Beyond all the nuts and bolts of day-to-day life, a community of peers is the most important thing you gain in graduate school. Most of my classmates have defended now, though some are still here. Some of my friends have left, but others will be here for a little bit longer. Some are off at post-docs, and others are figuring out what they are doing. I will miss the BBQ’s, the Curling Nights, the Bowling Nights; the coffee hours and journal clubs; hearing off-color jokes at holiday parties, and witnessing group bonding at retreats; meeting friends at Sam’s and laughing over situations only graduate students could find funny. I will miss the camaraderie.

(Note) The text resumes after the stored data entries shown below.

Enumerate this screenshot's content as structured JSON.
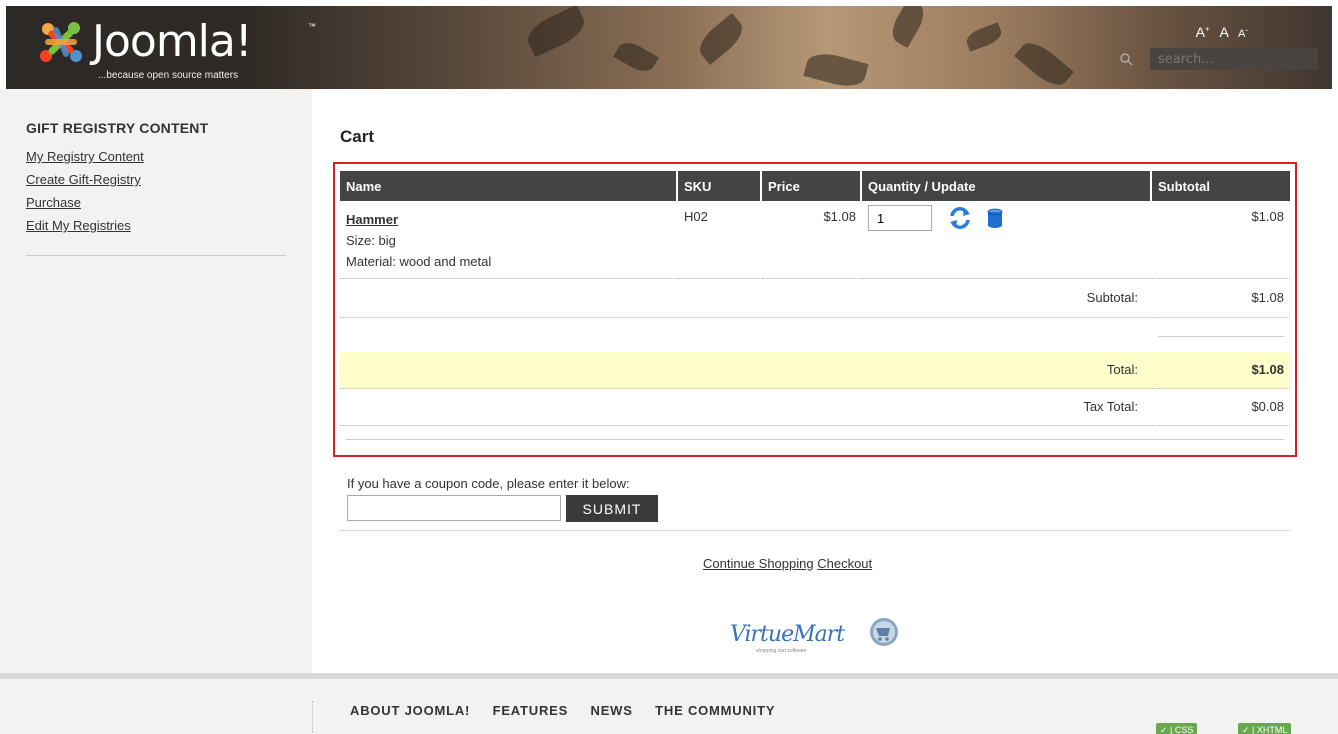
{
  "header": {
    "logo_text": "Joomla!",
    "logo_tm": "™",
    "tagline": "...because open source matters",
    "font_larger": "A",
    "font_larger_sup": "+",
    "font_reset": "A",
    "font_smaller": "A",
    "font_smaller_sup": "-",
    "search_placeholder": "search..."
  },
  "sidebar": {
    "title": "GIFT REGISTRY CONTENT",
    "items": [
      {
        "label": "My Registry Content"
      },
      {
        "label": "Create Gift-Registry"
      },
      {
        "label": "Purchase"
      },
      {
        "label": "Edit My Registries"
      }
    ]
  },
  "main": {
    "title": "Cart",
    "columns": [
      "Name",
      "SKU",
      "Price",
      "Quantity / Update",
      "Subtotal"
    ],
    "item": {
      "name": "Hammer",
      "size": "Size: big",
      "material": "Material: wood and metal",
      "sku": "H02",
      "price": "$1.08",
      "quantity": "1",
      "subtotal": "$1.08"
    },
    "summary": {
      "subtotal_label": "Subtotal:",
      "subtotal_value": "$1.08",
      "total_label": "Total:",
      "total_value": "$1.08",
      "tax_label": "Tax Total:",
      "tax_value": "$0.08"
    },
    "coupon": {
      "label": "If you have a coupon code, please enter it below:",
      "submit": "SUBMIT"
    },
    "links": {
      "continue": "Continue Shopping",
      "checkout": "Checkout"
    },
    "vm_logo": "VirtueMart",
    "vm_sub": "shopping cart software"
  },
  "footer": {
    "nav": [
      "ABOUT JOOMLA!",
      "FEATURES",
      "NEWS",
      "THE COMMUNITY"
    ],
    "badge_css": "CSS",
    "badge_xhtml": "XHTML"
  },
  "colors": {
    "highlight_row": "#ffffcc",
    "cart_border": "#d42026",
    "table_header": "#444444"
  }
}
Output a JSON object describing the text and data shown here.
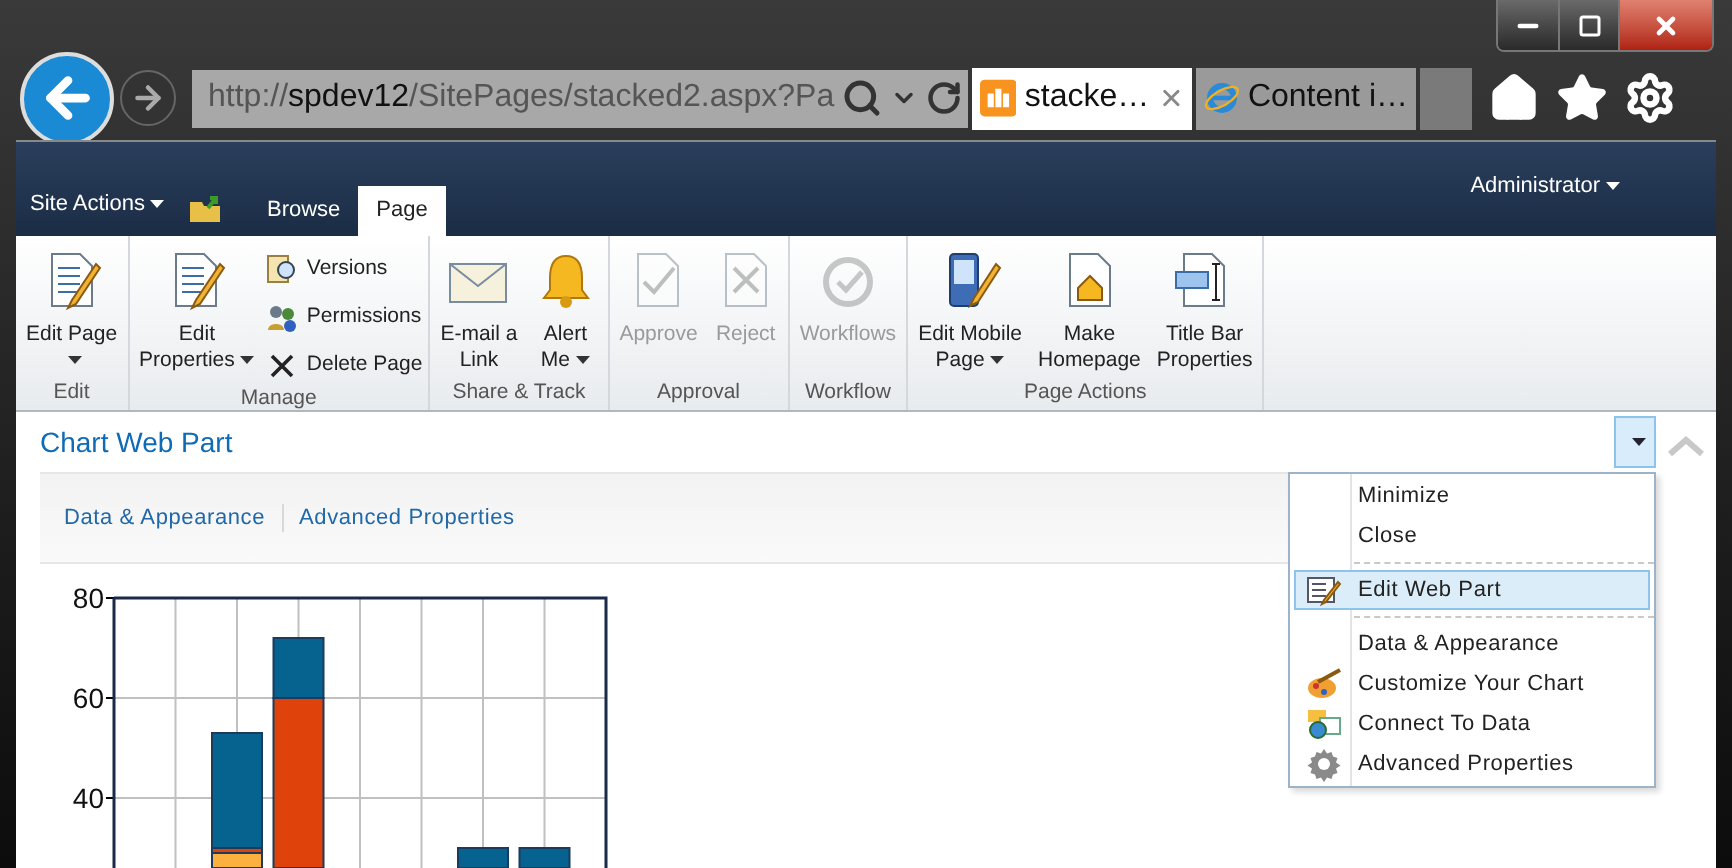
{
  "browser": {
    "address": {
      "scheme": "http://",
      "host": "spdev12",
      "path": "/SitePages/stacked2.aspx?Pa"
    },
    "tabs": [
      {
        "label": "stacke…",
        "selected": true
      },
      {
        "label": "Content i…",
        "selected": false
      }
    ]
  },
  "site_bar": {
    "site_actions": "Site Actions",
    "tabs": [
      {
        "label": "Browse",
        "selected": false
      },
      {
        "label": "Page",
        "selected": true
      }
    ],
    "user": "Administrator"
  },
  "ribbon": {
    "groups": [
      {
        "label": "Edit",
        "buttons": [
          {
            "kind": "large",
            "lines": [
              "Edit Page"
            ],
            "dropdown": true,
            "disabled": false
          }
        ]
      },
      {
        "label": "Manage",
        "buttons": [
          {
            "kind": "large",
            "lines": [
              "Edit",
              "Properties"
            ],
            "dropdown": true,
            "disabled": false
          },
          {
            "kind": "small",
            "lines": [
              "Versions"
            ],
            "dropdown": false,
            "disabled": false
          },
          {
            "kind": "small",
            "lines": [
              "Permissions"
            ],
            "dropdown": false,
            "disabled": false
          },
          {
            "kind": "small",
            "lines": [
              "Delete Page"
            ],
            "dropdown": false,
            "disabled": false
          }
        ]
      },
      {
        "label": "Share & Track",
        "buttons": [
          {
            "kind": "large",
            "lines": [
              "E-mail a",
              "Link"
            ],
            "dropdown": false,
            "disabled": false
          },
          {
            "kind": "large",
            "lines": [
              "Alert",
              "Me"
            ],
            "dropdown": true,
            "disabled": false
          }
        ]
      },
      {
        "label": "Approval",
        "buttons": [
          {
            "kind": "large",
            "lines": [
              "Approve"
            ],
            "dropdown": false,
            "disabled": true
          },
          {
            "kind": "large",
            "lines": [
              "Reject"
            ],
            "dropdown": false,
            "disabled": true
          }
        ]
      },
      {
        "label": "Workflow",
        "buttons": [
          {
            "kind": "large",
            "lines": [
              "Workflows"
            ],
            "dropdown": false,
            "disabled": true
          }
        ]
      },
      {
        "label": "Page Actions",
        "buttons": [
          {
            "kind": "large",
            "lines": [
              "Edit Mobile",
              "Page"
            ],
            "dropdown": true,
            "disabled": false
          },
          {
            "kind": "large",
            "lines": [
              "Make",
              "Homepage"
            ],
            "dropdown": false,
            "disabled": false
          },
          {
            "kind": "large",
            "lines": [
              "Title Bar",
              "Properties"
            ],
            "dropdown": false,
            "disabled": false
          }
        ]
      }
    ]
  },
  "web_part": {
    "title": "Chart Web Part",
    "menu_open": true,
    "toolbar": [
      "Data & Appearance",
      "Advanced Properties"
    ],
    "menu": [
      {
        "kind": "item",
        "label": "Minimize",
        "selected": false
      },
      {
        "kind": "item",
        "label": "Close",
        "selected": false
      },
      {
        "kind": "separator"
      },
      {
        "kind": "item",
        "label": "Edit Web Part",
        "selected": true
      },
      {
        "kind": "separator"
      },
      {
        "kind": "item",
        "label": "Data & Appearance",
        "selected": false
      },
      {
        "kind": "item",
        "label": "Customize Your Chart",
        "selected": false
      },
      {
        "kind": "item",
        "label": "Connect To Data",
        "selected": false
      },
      {
        "kind": "item",
        "label": "Advanced Properties",
        "selected": false
      }
    ],
    "chart": {
      "kind": "picture",
      "axis_labels": [
        "80",
        "60",
        "40"
      ]
    }
  }
}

Fifty-eight days. 1,392 hours. 83,520 minutes.”How does it feel?” gets asked a lot in the immediate days and weeks after defending your dissertation. It feels exhilarating, and liberating, and weird. You are different, and yet not a lot immediately changes. I have been introduced now, several times, as Dr. Lembke at various social events; at first, it felt odd, but now I feel nothing but pride. I did that, and I will never discount it. My classmate Kevin once asked me at GSO coffee hour whether, if I ever left science, if I would not use doctor or not indicate my Ph.D. My answer was emphatically NO. The Ph.D. does not solely represent the work and training I did, the blood, sweat, and tears I put into it. No, more importantly, it acknowledges six years of my life that radically changed and transformed my person. I will truly miss graduate school, something I never imagined I would think or feel. I will take the memories of the good times, with my mentors, friends, and classmates, with me forever, wherever I go.

 

 

One response to “Thanks for the memories

  1. Kayly
    I have loved reading your blog entries. They are often brutally honest but convey both the joy, frustration and final achievement of being a PhD student. Congratulations Dr Lembke! We will miss you.